Un éclatement de joie qui n'est pas du même acabit que celui, mémorable, ressenti sur « Don't Waste Your Time Doing Things You
Hate », titre culte du premier album mais demeure une bouffée d'oxygène à prendre tout de même. Et pour revenir sur le fait que Gangs n'est pas parfait, il est juste étrange de remarquer que malgré toutes ses qualités, l'opus ne possède pas autant de titres destinés à être cultes que son prédécesseur, la faute peut-être à une surprise en moins face à la découverte. Néanmoins le groupe est toujours surprenant, toujours aussi anti-conformiste, et assure une nouvelle fois une pépite d'or.
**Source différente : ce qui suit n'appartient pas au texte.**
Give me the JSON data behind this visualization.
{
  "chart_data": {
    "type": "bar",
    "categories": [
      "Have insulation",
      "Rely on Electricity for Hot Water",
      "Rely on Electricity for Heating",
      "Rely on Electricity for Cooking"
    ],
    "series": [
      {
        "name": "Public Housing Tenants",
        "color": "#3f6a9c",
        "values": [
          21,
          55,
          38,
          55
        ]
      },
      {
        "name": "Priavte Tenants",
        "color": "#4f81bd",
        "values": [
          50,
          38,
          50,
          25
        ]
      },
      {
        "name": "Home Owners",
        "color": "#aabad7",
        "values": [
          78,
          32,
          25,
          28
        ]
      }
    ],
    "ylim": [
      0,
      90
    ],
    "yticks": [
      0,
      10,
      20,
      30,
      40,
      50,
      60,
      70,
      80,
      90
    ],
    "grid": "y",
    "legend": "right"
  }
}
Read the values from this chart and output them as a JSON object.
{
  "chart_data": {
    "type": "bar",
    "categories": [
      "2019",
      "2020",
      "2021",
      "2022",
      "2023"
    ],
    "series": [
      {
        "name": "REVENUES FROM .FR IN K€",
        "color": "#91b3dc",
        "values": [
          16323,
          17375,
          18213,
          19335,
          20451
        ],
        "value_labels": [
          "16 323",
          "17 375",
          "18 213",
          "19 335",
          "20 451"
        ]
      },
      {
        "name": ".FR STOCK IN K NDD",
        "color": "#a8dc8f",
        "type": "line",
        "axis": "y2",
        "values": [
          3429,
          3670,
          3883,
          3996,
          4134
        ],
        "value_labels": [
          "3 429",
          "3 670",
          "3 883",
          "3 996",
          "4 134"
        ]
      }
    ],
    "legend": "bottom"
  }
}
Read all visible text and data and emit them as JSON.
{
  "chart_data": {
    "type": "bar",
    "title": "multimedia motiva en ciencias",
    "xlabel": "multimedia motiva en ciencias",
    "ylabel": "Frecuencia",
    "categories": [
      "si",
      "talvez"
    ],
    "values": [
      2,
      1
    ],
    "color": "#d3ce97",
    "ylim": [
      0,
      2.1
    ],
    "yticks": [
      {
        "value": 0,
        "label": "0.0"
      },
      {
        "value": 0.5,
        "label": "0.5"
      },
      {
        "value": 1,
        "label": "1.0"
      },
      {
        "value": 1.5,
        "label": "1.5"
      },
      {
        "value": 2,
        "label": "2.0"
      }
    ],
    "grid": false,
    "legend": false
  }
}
Si la surprise est quand même moindre (forcément avec le temps) et que l'album est trop court, reste qu'il est rempli de moments de bravoure et de riffs dingues parmi les meilleurs qu'ils aient composé (« Gangs (starting never stopping) ») mais aussi de sonorités qui rendent le rythme très accrocheur (excellente et très Indus « Search:Party:Animal »). Gangs est donc une bombe de plus, un second album indispensable pour le fan de Rock digne de ce nom qui souhaite à la fois planer et s'éclater la tête contre le béton. A la fois dur, doux et dingue, le nouveau cru de And So I Watch You From Afar fait figure de sérum contre l'ennui, tenez le vous pour dit.